University Will Offer Old-Style Music Courses

Hoping to revive interest in two disappearing Khmer art forms, the Royal University of Fine Arts in Phnom Penh will open for the first time a course on the traditional Cambodian musical instrument, chapei dong veng, and offer another course on a traditional form of singing, officials have said.

The chapei dong veng is a long, two-stringed guitar with a twangy, high-pitched sound, and the ayai is a style of duet between male and female singers.

Besides aiming to popularize the art forms, the courses will also try and clean up current styles used to play the chapei dong veng and to sing the ayai, which are often crude, Royal University Vice Rector Proeung Chhieng said.

The five-year degree course will focus on both theory and practice of the two art forms, university Faculty of Music Dean Veng Phath said. Students will study eight hours per day.

But declining demand for performances of traditional Khmer arts may mean that the university will have difficulty filling the courses, Veng Phath said.

Still, only 20 students will be admitted to the program, he said. University officials will begin their search for students in the pro­vinces, where there is still a faint pulse of interest in traditional art forms.

“Many city students aren’t interested in these subjects, and they’ll never apply,” Veng Phath said.

The program could expand the base for the art forms, but public interest has to be better stoked, ayai singer Chhen Cheang, 57, warned. “A lot of people don’t like ayai,” he said.

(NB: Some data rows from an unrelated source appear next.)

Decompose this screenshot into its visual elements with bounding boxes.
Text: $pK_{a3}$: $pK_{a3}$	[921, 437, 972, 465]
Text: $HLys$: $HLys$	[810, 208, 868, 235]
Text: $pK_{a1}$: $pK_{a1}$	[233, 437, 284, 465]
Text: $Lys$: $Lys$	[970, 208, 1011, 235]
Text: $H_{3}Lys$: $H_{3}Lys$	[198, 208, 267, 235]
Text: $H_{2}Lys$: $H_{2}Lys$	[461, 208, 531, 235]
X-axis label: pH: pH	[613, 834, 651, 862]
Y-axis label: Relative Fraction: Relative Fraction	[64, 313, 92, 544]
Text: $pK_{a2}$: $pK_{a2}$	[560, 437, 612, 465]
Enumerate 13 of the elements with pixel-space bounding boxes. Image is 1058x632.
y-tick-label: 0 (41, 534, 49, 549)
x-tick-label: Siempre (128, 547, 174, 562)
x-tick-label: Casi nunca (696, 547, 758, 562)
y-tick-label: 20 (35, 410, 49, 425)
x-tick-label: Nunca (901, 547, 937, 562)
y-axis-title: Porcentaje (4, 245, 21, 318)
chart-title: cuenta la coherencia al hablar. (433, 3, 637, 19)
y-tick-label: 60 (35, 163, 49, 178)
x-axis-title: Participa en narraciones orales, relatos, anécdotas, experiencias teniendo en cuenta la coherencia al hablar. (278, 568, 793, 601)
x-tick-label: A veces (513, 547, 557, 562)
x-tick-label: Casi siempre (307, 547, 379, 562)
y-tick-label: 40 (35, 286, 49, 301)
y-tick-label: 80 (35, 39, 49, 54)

If they succeed, the courses will not only bring the art forms back from cultural oblivion; they will also help to legitimise current acts, officials say. Singers and players often use bawdy lyrics to attract an audience, which disgraces the tradition, Proeung Chhieng said.

“Right now, because of the markets, a lot of performers use sexual words to make people laugh. This act has a bad affect on people,” he said.